Riding that high, let's dissect why self-driving cars serve as a case study where machine learning is headed.
Recently, I checked the Gartner hype curve for AI, and it looks like machine learning is headed for the trough of disillusionment. I don't suspect it will be another AI winter, but more on that later.
Self-driving cars have matured through the trough and are heading towards the promised land.
Teachable Moments from Tesla and friends
Self-driving cars have been decades in the making.
The AI in self-driving cars sits at the intersection of multiple technologies. It happily uses machine learning where necessary, but the trajectory planning, for example, is classic control theory and A* for pathfinding.
Moreover, Tesla is a company that heavily invests in infrastructure and its employees. Hiring Andrej Karpathy? Probably a good move. Building one of the biggest GPU servers? Probably a good move. They have not shied away from the investment, and it shows.

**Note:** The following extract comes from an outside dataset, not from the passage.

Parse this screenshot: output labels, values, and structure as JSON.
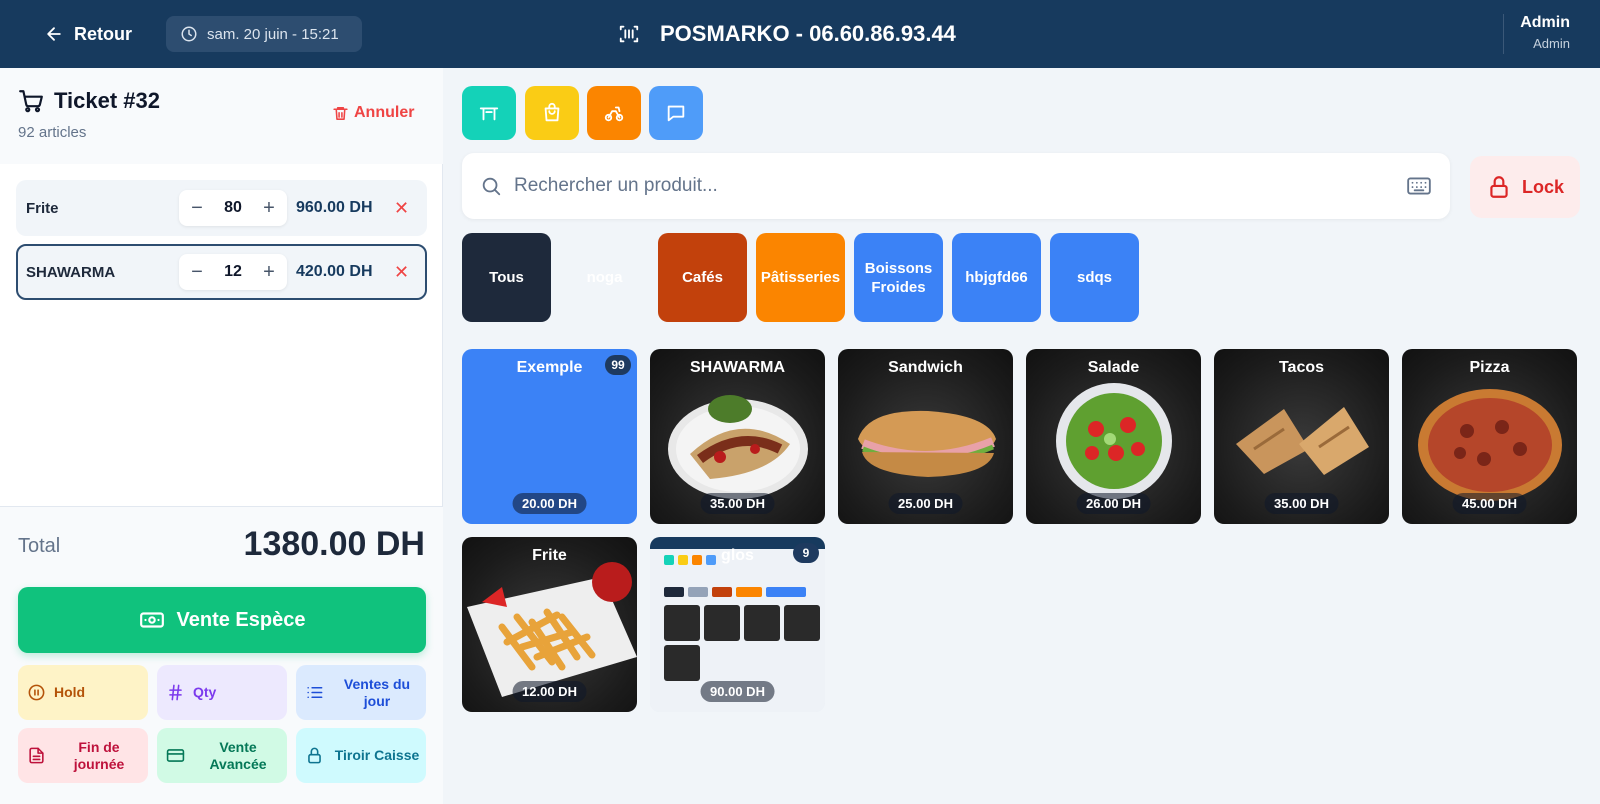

This intellectual openness to take existing solutions, reach out to other fields better approaches, state-of-the-art machine learning, and persistence and targeted investment can change an industry.
Is Winter Coming?
We certainly have an interesting time ahead.
AI doesn't stand alone anymore. Machine learning is applied in all segments of our world, successfully at that! It does things in medicine, weather prediction, and obviously self-driving cars that were not possible before.
While machine learning as a discipline is approaching the trough of disillusionment, I see its applications of recent advancements fuel other scientific disciplines successfully.
Moreover, the general public may actually be happy that general AI hasn't been achieved this time due to a hefty serving of skepticism, including(!) the Tesla CEO Elon Musk.
While it may not be the hype summer anymore, where we can slap the AI label on a linear regression, it looks like machine learning is around to stay.